Ruffus and Testing

Rad

unread,

Jul 8, 2014, 11:33:36 PM7/8/14

to ruffus_...@googlegroups.com

Hello all,

I was wondering if there is any recommendation on doing Unit Testing of Ruffus Tasks. I have a ruffus based pipeline and would like to establish a CI and a full testing of each Task and function in the pipeline. But tests should be fast, as always recommended, in that sense, let's imagine a Task running a tools such as blast or bwa, what should be tested in that Task, should we go over the whole core function of a Task (which is alignment) OR breaking the test into small tests such as if a file exists or not, if an alignment is generated or not etc .. And for that is the usage of ruffus decorators recommended to 'fake' existence of inputs / outputs ?

Thanks

Rad

Leo Goodstadt

unread,

Jul 9, 2014, 7:32:18 AM7/9/14

to ruffus_...@googlegroups.com

Dear Rad,

You can just "touch" files in

pipeline_run ( ..., touch_files_only = False)

However, this does not work for pipelines where the identity of output files depends on a runtime decision (i.e. @split or @originate)

Leo

--
You received this message because you are subscribed to the Google Groups "ruffus_discuss" group.
To unsubscribe from this group and stop receiving emails from it, send an email to ruffus_discus...@googlegroups.com.
For more options, visit https://groups.google.com/d/optout.

Valentin Krasontovitsch

unread,

Jul 6, 2017, 4:29:06 AM7/6/17

to ruffus_discuss, llewgo...@gmail.com

Dear Leo,

I am also interested in writing some tests for a pipeline written with ruffus.

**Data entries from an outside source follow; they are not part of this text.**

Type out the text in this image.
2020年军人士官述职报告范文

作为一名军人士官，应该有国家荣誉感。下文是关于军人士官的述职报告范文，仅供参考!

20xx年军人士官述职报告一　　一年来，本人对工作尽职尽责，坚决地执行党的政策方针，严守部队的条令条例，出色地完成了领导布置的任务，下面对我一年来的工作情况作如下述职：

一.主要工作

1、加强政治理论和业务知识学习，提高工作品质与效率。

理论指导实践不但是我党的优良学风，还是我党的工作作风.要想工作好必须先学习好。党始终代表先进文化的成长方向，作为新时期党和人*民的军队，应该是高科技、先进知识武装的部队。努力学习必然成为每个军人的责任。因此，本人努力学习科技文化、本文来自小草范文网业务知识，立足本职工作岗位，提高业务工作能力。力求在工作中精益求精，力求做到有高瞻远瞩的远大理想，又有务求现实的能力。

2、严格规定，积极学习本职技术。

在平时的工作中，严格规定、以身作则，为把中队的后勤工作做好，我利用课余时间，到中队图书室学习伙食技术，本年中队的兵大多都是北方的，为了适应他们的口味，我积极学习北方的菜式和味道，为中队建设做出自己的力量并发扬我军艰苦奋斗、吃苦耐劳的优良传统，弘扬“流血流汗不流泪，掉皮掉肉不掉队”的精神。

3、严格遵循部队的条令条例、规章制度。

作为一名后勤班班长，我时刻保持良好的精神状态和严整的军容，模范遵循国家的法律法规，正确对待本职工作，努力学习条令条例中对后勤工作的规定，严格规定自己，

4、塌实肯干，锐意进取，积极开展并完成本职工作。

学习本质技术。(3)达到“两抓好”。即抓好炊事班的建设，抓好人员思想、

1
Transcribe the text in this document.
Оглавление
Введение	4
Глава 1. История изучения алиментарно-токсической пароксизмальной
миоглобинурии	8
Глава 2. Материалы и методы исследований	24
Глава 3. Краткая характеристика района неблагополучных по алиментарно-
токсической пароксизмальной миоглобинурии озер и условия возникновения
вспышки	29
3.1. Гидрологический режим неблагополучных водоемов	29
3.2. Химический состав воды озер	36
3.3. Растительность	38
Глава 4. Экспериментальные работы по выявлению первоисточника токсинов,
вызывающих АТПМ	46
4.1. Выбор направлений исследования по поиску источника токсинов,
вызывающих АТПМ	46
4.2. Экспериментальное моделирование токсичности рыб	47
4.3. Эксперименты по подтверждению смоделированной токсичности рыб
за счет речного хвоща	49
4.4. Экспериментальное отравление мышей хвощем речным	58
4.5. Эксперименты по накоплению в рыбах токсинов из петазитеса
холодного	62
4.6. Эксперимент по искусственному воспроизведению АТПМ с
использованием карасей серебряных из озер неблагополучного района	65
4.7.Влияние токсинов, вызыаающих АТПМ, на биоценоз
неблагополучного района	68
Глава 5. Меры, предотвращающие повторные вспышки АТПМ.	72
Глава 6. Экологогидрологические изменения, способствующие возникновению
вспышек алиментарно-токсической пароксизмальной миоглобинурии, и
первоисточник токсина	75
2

At the first stage, I want to test that my setup of the pipeline is correct in the following sense:

- existence of tasks (i.e. all tasks that should be run are present in the pipeline)

- dependency relations of tasks

- each task will produce correct output, assuming certain input

Especially the last point gives me some difficulty:

I have managed to make the pipeline deterministic without having to run it, i.e. if I just do a printout, I get all the input and output files.

But instead of going through the output from the printout manually, I would like to write some tests that can be run automatically.

I think that running a printout, capturing the output, parsing it and using that for automated tests is not really optimal.

Instead, I would love to be able to programmatically, within python, get the information that I see during a printout, i.e.

- the task names in order of being run

- input files for each task

- output files for each task

To achieve this at the moment, I could for example mimic the function `pipeline_printout`, but then I'm using unexposed methods, like `_pipeline_prepare_to_run`.

While the ruffus code doesn't seem to be changing too much lately, a certain stability for these may be assumed, yet it would be nice to have an "official" way of achieving this : )

This might also be connected to this issue - we solve status reporting using an own reporter, calling it in @posttask. If the information I need, or more generally the state of the pipeline and of tasks, were exposed, it would be easy to write custom status reporting and write automated tests.